Friday, August 28, 2009

Madame and Storm King

Mom loved to read, but didn’t have the same opportunities to read often like Dad. She didn’t read English, and the books in her language were expensive and difficult to obtain. So, instead, Mom told stories to the little Gang of Three, Linda, Gus and Tim, on cold wintry days when it was too dark and cold to play outside. The story blanket Mom wove wrapped around the three little siblings like magical warp and woof of truth and fantasy.


Mom told stories that she heard as she was growing up in her old country. Other stories were current history, things that were happening in real life that future school children would study. One such story was about Madame President’s Wife, who, unlike Linda, was a youngest sister. Mom admired Madame, because like Mom, Madame came from a Christian family that taught their girl children to read and write, just like the boys were taught. Linda thought it was very strange that girls would not know how to read and write, because she already loved books even though she couldn’t read very well yet.


Madame was a scholar who spoke several languages and translated her husband’s speeches and papers into the languages of world leaders. Linda asked Mom if Madame ever put her own thoughts and words into the speeches and papers of her husband, the President, and Mom agreed that “Yes, it is possible, but scandalous, that the proper Madame might have snuck her own words in.” Linda thought it was delicious that the dignified Madame who dressed in long white gloves and floor-length gowns to dine and dance at state dinners with kings and queens would do something so sneaky. “Dignified” was Mom’s favorite description of anyone she admired.


Gus and Tim were a whole lot less interested in the stories about Madame than the ones Mom told about Storm King, mighty warrior king, who leaped over whole provinces with one push-off from his muscular legs. Storm King had white fur instead of hair on his head and where his beard would have grown. He carried a thick staff made from the stalks of bamboo trees that were still alive, bundled together and squeezed tightly in the middle where the Storm King’s hand grasped it.
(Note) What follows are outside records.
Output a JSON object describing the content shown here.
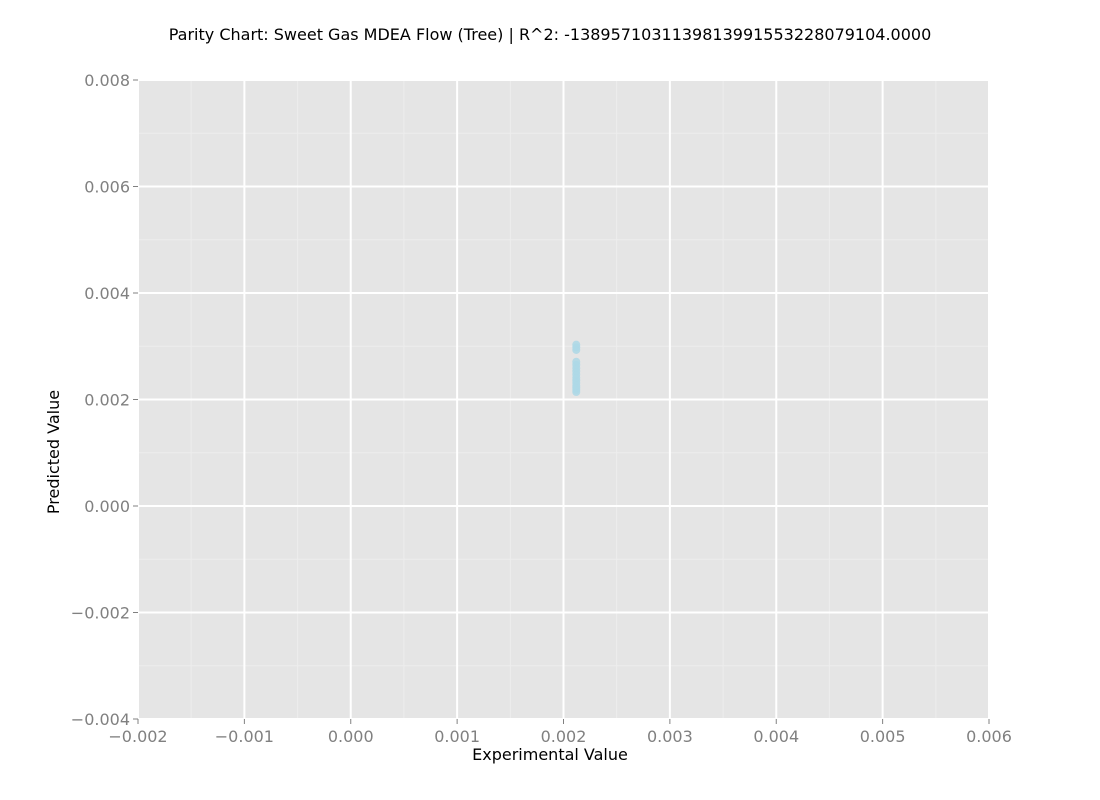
{
  "chart_data": {
    "type": "scatter",
    "title": "Parity Chart: Sweet Gas MDEA Flow (Tree) | R^2: -1389571031139813991553228079104.0000",
    "xlabel": "Experimental Value",
    "ylabel": "Predicted Value",
    "xlim": [
      -0.002,
      0.006
    ],
    "ylim": [
      -0.004,
      0.008
    ],
    "x_ticks": [
      -0.002,
      -0.001,
      0.0,
      0.001,
      0.002,
      0.003,
      0.004,
      0.005,
      0.006
    ],
    "x_tick_labels": [
      "−0.002",
      "−0.001",
      "0.000",
      "0.001",
      "0.002",
      "0.003",
      "0.004",
      "0.005",
      "0.006"
    ],
    "y_ticks": [
      -0.004,
      -0.002,
      0.0,
      0.002,
      0.004,
      0.006,
      0.008
    ],
    "y_tick_labels": [
      "−0.004",
      "−0.002",
      "0.000",
      "0.002",
      "0.004",
      "0.006",
      "0.008"
    ],
    "grid": true,
    "colors": {
      "panel_bg": "#e5e5e5",
      "major_grid": "#ffffff",
      "minor_grid": "#ededed",
      "point": "#add8e6",
      "tick_mark": "#808080"
    },
    "series": [
      {
        "points": [
          {
            "x": 0.00212,
            "y": 0.00214
          },
          {
            "x": 0.00212,
            "y": 0.00218
          },
          {
            "x": 0.00212,
            "y": 0.00222
          },
          {
            "x": 0.00212,
            "y": 0.00226
          },
          {
            "x": 0.00212,
            "y": 0.00231
          },
          {
            "x": 0.00212,
            "y": 0.00236
          },
          {
            "x": 0.00212,
            "y": 0.00241
          },
          {
            "x": 0.00212,
            "y": 0.00247
          },
          {
            "x": 0.00212,
            "y": 0.00253
          },
          {
            "x": 0.00212,
            "y": 0.00259
          },
          {
            "x": 0.00212,
            "y": 0.00265
          },
          {
            "x": 0.00212,
            "y": 0.00271
          },
          {
            "x": 0.00212,
            "y": 0.00293
          },
          {
            "x": 0.00212,
            "y": 0.00298
          },
          {
            "x": 0.00212,
            "y": 0.00303
          }
        ]
      }
    ]
  }
}
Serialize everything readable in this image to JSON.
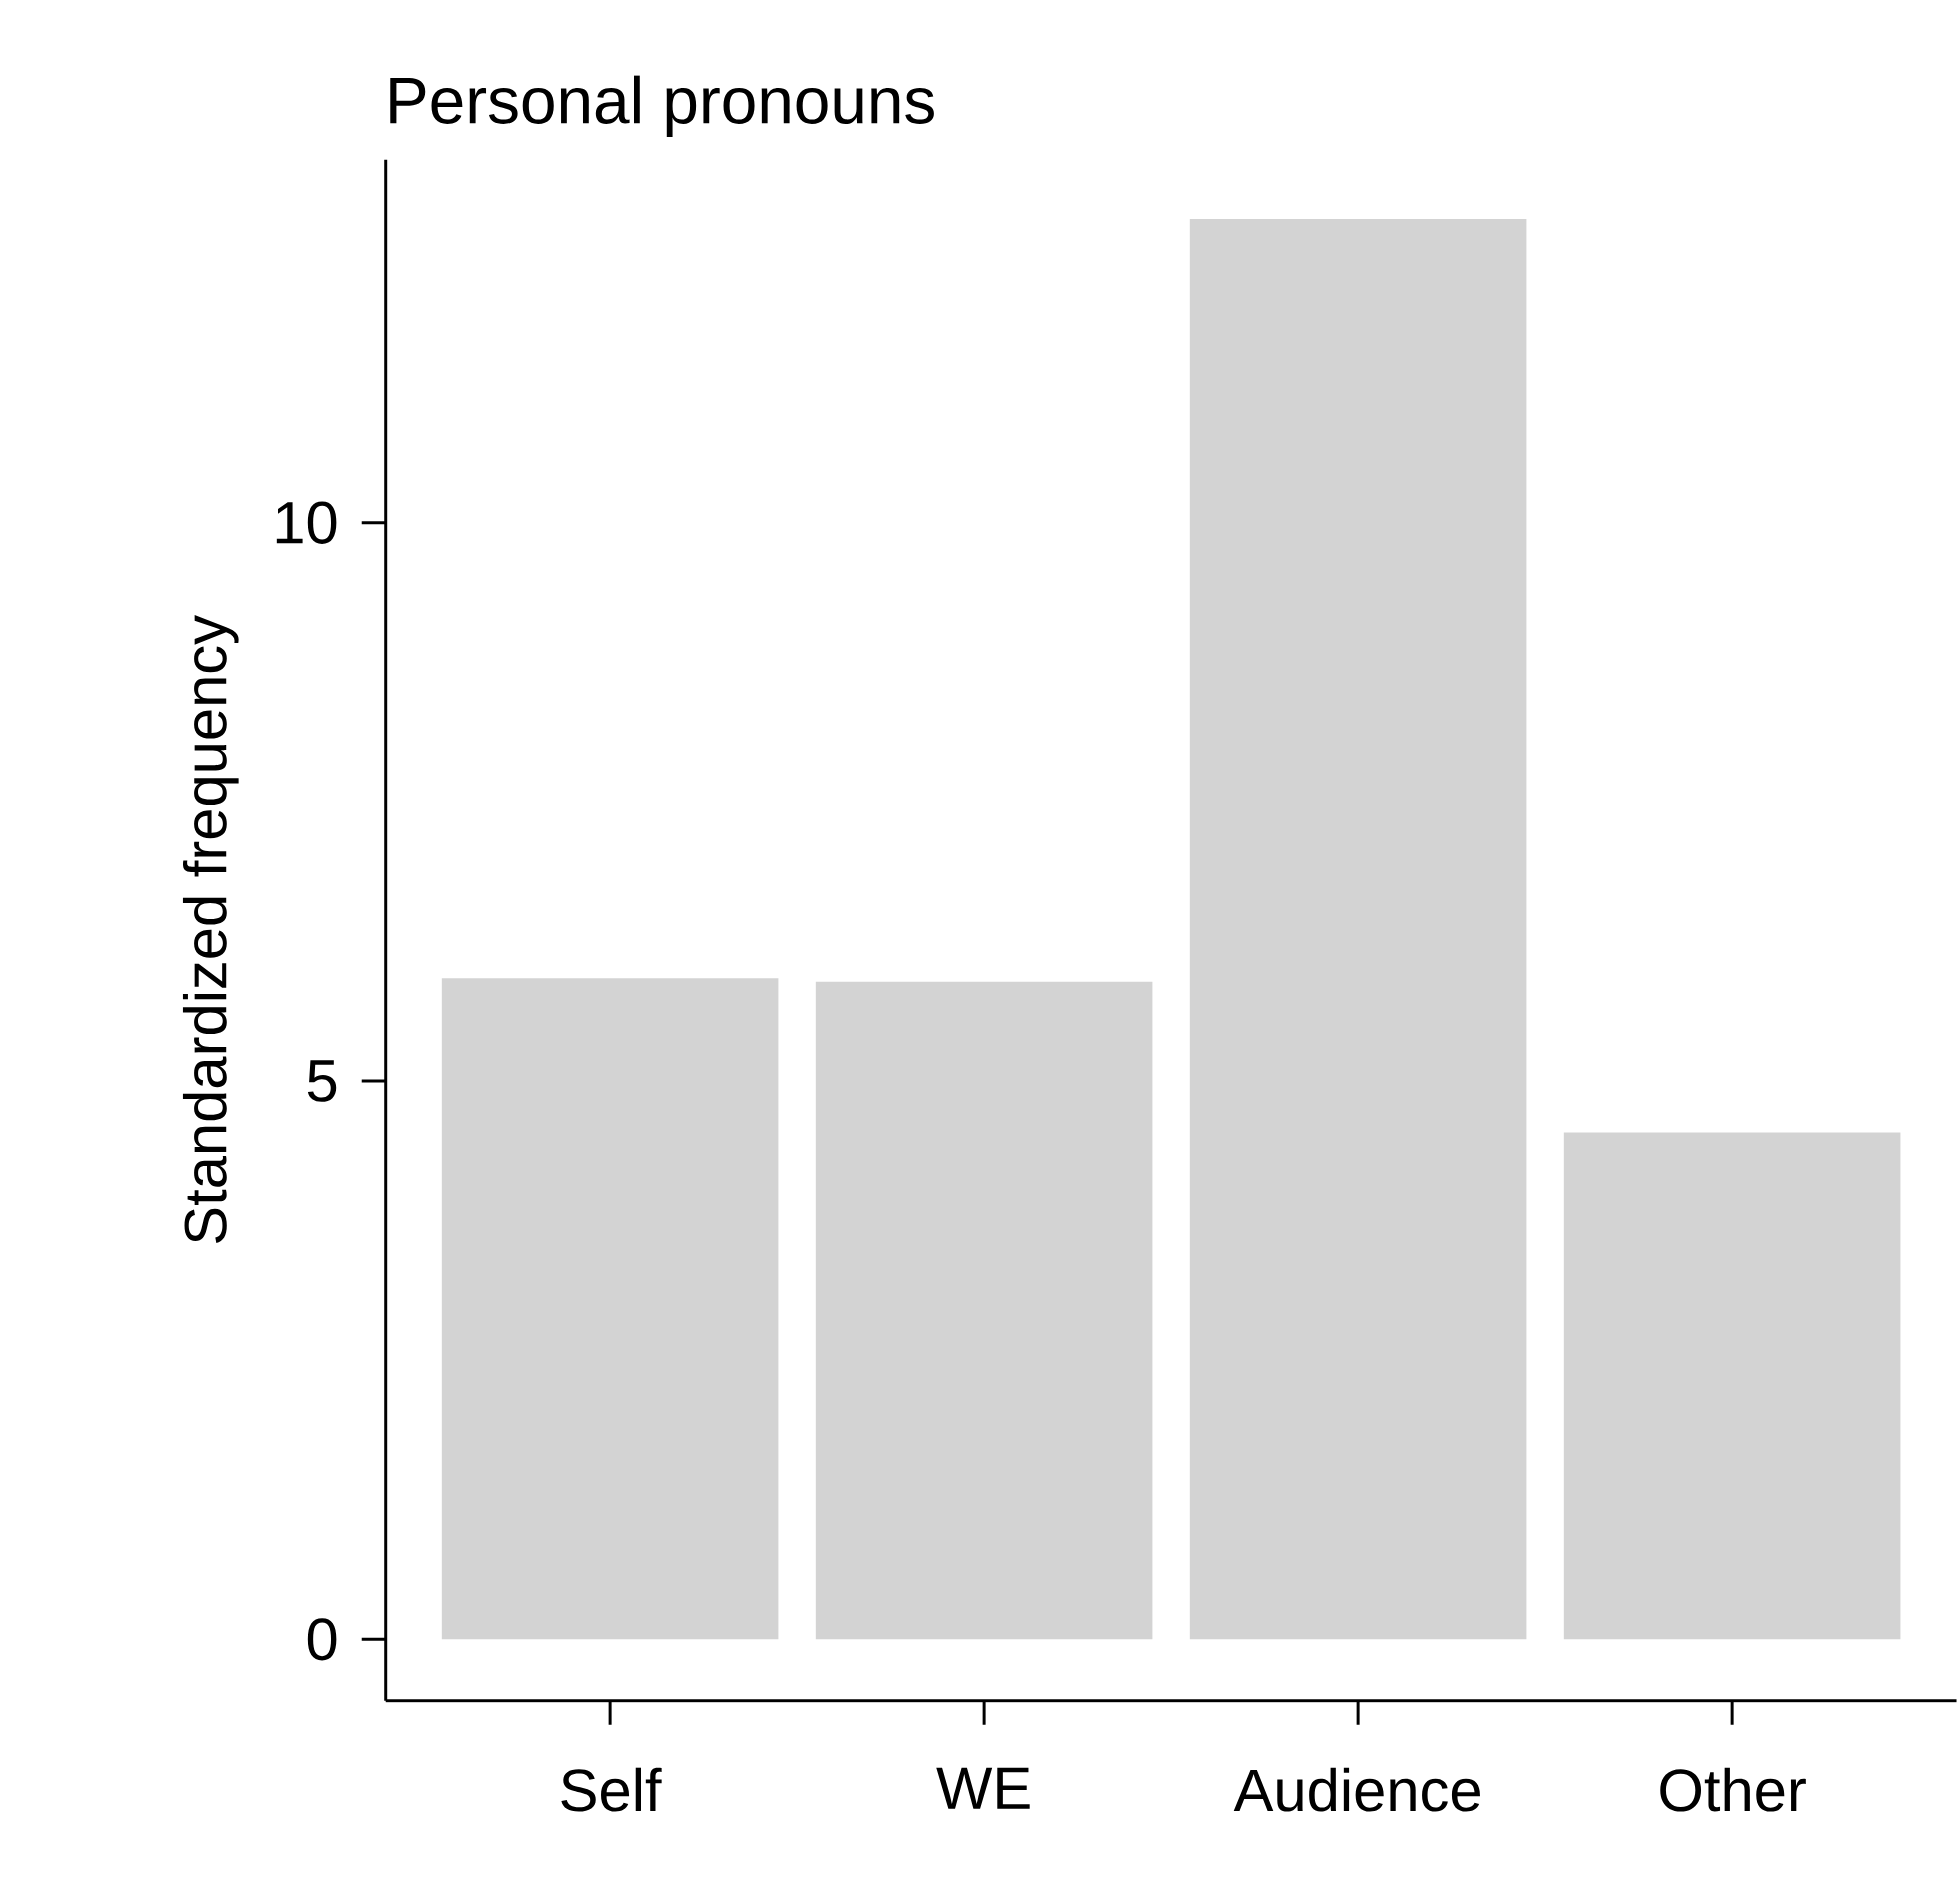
{
  "chart_data": {
    "type": "bar",
    "title": "Personal pronouns",
    "ylabel": "Standardized frequency",
    "categories": [
      "Self",
      "WE",
      "Audience",
      "Other"
    ],
    "values": [
      5.92,
      5.89,
      12.72,
      4.54
    ],
    "color": "#d3d3d3",
    "ylim": [
      -0.55,
      13.25
    ],
    "yticks": [
      0,
      5,
      10
    ]
  }
}
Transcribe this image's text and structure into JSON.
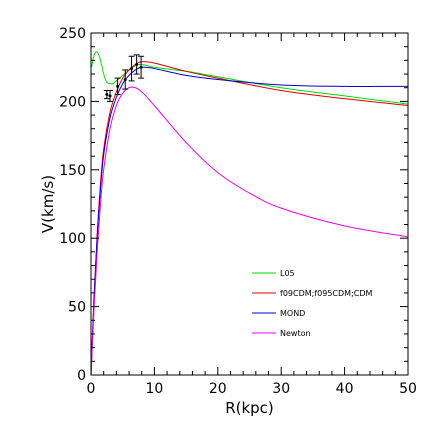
{
  "chart_data": {
    "type": "line",
    "title": "",
    "xlabel": "R(kpc)",
    "ylabel": "V(km/s)",
    "xlim": [
      0,
      50
    ],
    "ylim": [
      0,
      250
    ],
    "xticks": [
      0,
      10,
      20,
      30,
      40,
      50
    ],
    "yticks": [
      0,
      50,
      100,
      150,
      200,
      250
    ],
    "grid": false,
    "legend_position": "bottom-right",
    "series": [
      {
        "name": "L05",
        "color": "#00dd00",
        "x": [
          0.1,
          0.5,
          1.0,
          1.5,
          2.0,
          2.5,
          3.0,
          3.5,
          4.0,
          5.0,
          6.0,
          7.0,
          8.0,
          10,
          15,
          20,
          30,
          40,
          50
        ],
        "y": [
          225,
          234,
          236,
          230,
          220,
          214,
          213,
          213,
          215,
          219,
          223,
          226,
          227,
          225,
          222,
          218,
          210,
          204,
          198
        ]
      },
      {
        "name": "f09CDM;f095CDM;CDM",
        "color": "#dd0000",
        "x": [
          0,
          0.5,
          1,
          1.5,
          2,
          3,
          4,
          5,
          6,
          7,
          8,
          10,
          15,
          20,
          30,
          40,
          50
        ],
        "y": [
          0,
          60,
          105,
          140,
          165,
          192,
          207,
          217,
          223,
          227,
          229,
          228,
          222,
          217,
          208,
          202,
          197
        ]
      },
      {
        "name": "MOND",
        "color": "#0000cc",
        "x": [
          0,
          0.5,
          1,
          1.5,
          2,
          3,
          4,
          5,
          6,
          7,
          8,
          10,
          15,
          20,
          30,
          40,
          50
        ],
        "y": [
          0,
          58,
          102,
          136,
          161,
          188,
          203,
          213,
          219,
          223,
          225,
          224,
          219,
          216,
          212,
          211,
          211
        ]
      },
      {
        "name": "Newton",
        "color": "#ee00ee",
        "x": [
          0,
          0.5,
          1,
          1.5,
          2,
          3,
          4,
          5,
          6,
          7,
          8,
          10,
          15,
          20,
          25,
          30,
          40,
          50
        ],
        "y": [
          0,
          50,
          92,
          125,
          150,
          180,
          197,
          206,
          210,
          210,
          207,
          197,
          170,
          148,
          133,
          122,
          109,
          101
        ]
      }
    ],
    "observations": {
      "x": [
        2.5,
        3.0,
        4.2,
        5.4,
        6.4,
        7.2,
        7.9
      ],
      "y": [
        205,
        204,
        211,
        216,
        224,
        227,
        225
      ],
      "err": [
        3,
        4,
        6,
        7,
        9,
        7,
        8
      ]
    }
  }
}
What trouble the poor Storm King had when his staff would grow without warning as he was using it to fight an enemy soldier or to dig for grubs to eat while on military campaigns far from home. It was even worse when the staff was strapped to Storm King’s back as he galloped across the countryside on horseback, and the staff began to stretch out its length from both ends at the same time! No wonder Storm King had attendants who carried sharp swords and stayed nearby so that they could help him trim his staff when it began to grow.


Because Mom had no books from which to read stories of Storm King, the children had to imagine what he looked like and how he moved and fought. Linda never shared her images of Storm King, keeping them secret inside herself, and Gus and Tim didn’t talk much, preferring to poke each other when Mom was telling stories and breaking down into giggles while jumping from the family bed to the baby crib in the one bedroom of their tenement house apartment. When Linda played with their green molded plastic soldiers and tan plastic cowboys, she would imagine stories about Storm King and his heroic journeys across the old country, looking for trouble to sort out and poor people to help.


Sometimes Linda would imagine that she was a grown up lady just like Madame President’s Wife, educated in medicine and science and knowing how to dance in elegant ballgowns, able to speak in any language of the world to important people about important things. Linda would ask Mom how Madame learned to do all the things she knew how to do and promised herself that when she grew up, she would learn to do those things, too. Even at a young age, Linda knew what was real and what was fantasy. It just turned out as Linda got older that she sometimes couldn’t separate the two, but that is a story for another telling.